Railway station in Tamil Nadu, India

Tiruvallur railway station (station code: TRL) is an NSG–2 category Indian railway station in Chennai railway division of Southern Railway zone. It is one of the railway stations of the Chennai Central–Arakkonam section of the Chennai Suburban Railway Network. It is one of the terminal and oldest stations in the network where some of the suburban trains originate and terminate. It serves the neighbourhood of Tiruvallur, a suburb of Chennai, and is located 41 km west of the Chennai Central railway station. It has an elevation of 47.46 m above sea level.

==History==
The lines at the station were electrified on 29 November 1979, with the electrification of the Chennai Central–Tiruvallur section.

== The station ==

=== Platforms ===
There are a total of 6 platforms and 6 tracks. The platforms are connected by foot overbridge.
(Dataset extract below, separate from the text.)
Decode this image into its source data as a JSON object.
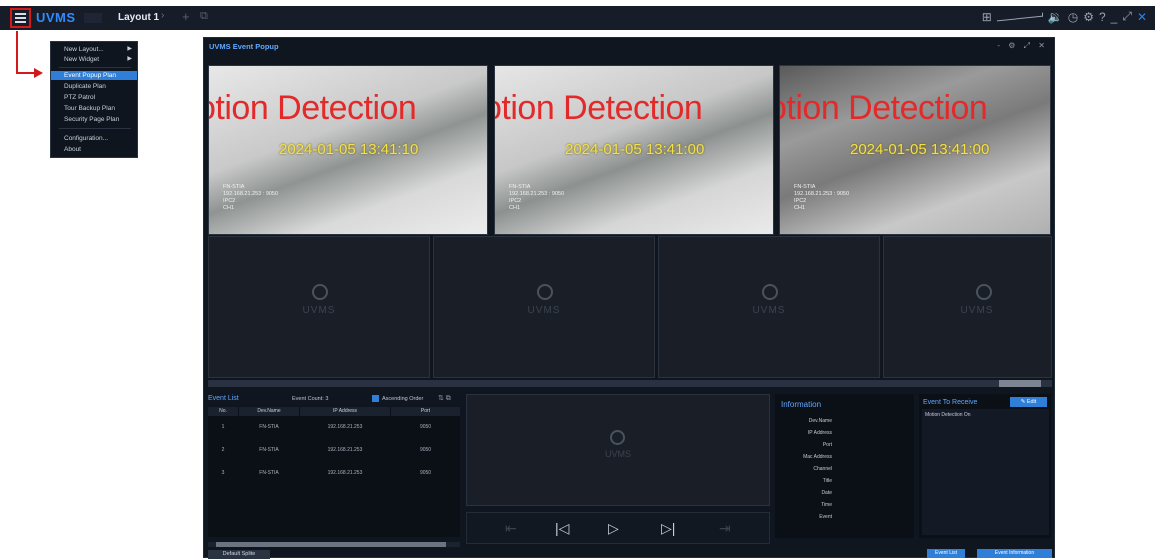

These platforms are built to accumulate 24 coaches express train.

=== Station layout ===
| G | North Entrance Street level | Exit/Entrance & ticket counter |
| P | FOB, Side platform | P1 – Express Lines |
| Platform 1 | Towards → MGR Chennai Central |
| Platform 2 | Towards ← Arakkonam Junction / Jolarpettai Junction |
FOB, Island platform | P2 – Express Lines | P3 Doors will open on the left
| Platform 3 | Towards → Chennai Central MMC next station is Putlur |
| Platform 4 | Towards ← Arakkonam Junction next station is Egattur Halt |
FOB, Island platform | P4 & P5 Doors will open on the left
| Platform 5 | Towards → Chennai Central MMC next station is Putlur |
| Platform 6 | Towards → Chennai Central MMC next station is Putlur |
FOB, Side platform | P6 Doors will open on the left
| G | South Entrance Street level | Exit/Entrance & ticket counter |

==Traffic==
As of 2018, the station handles about 100,000 passengers a day.

== Projects and development ==
It is one of the 73 stations in Tamil Nadu to be named for upgradation under Amrit Bharat Station Scheme of Indian Railways.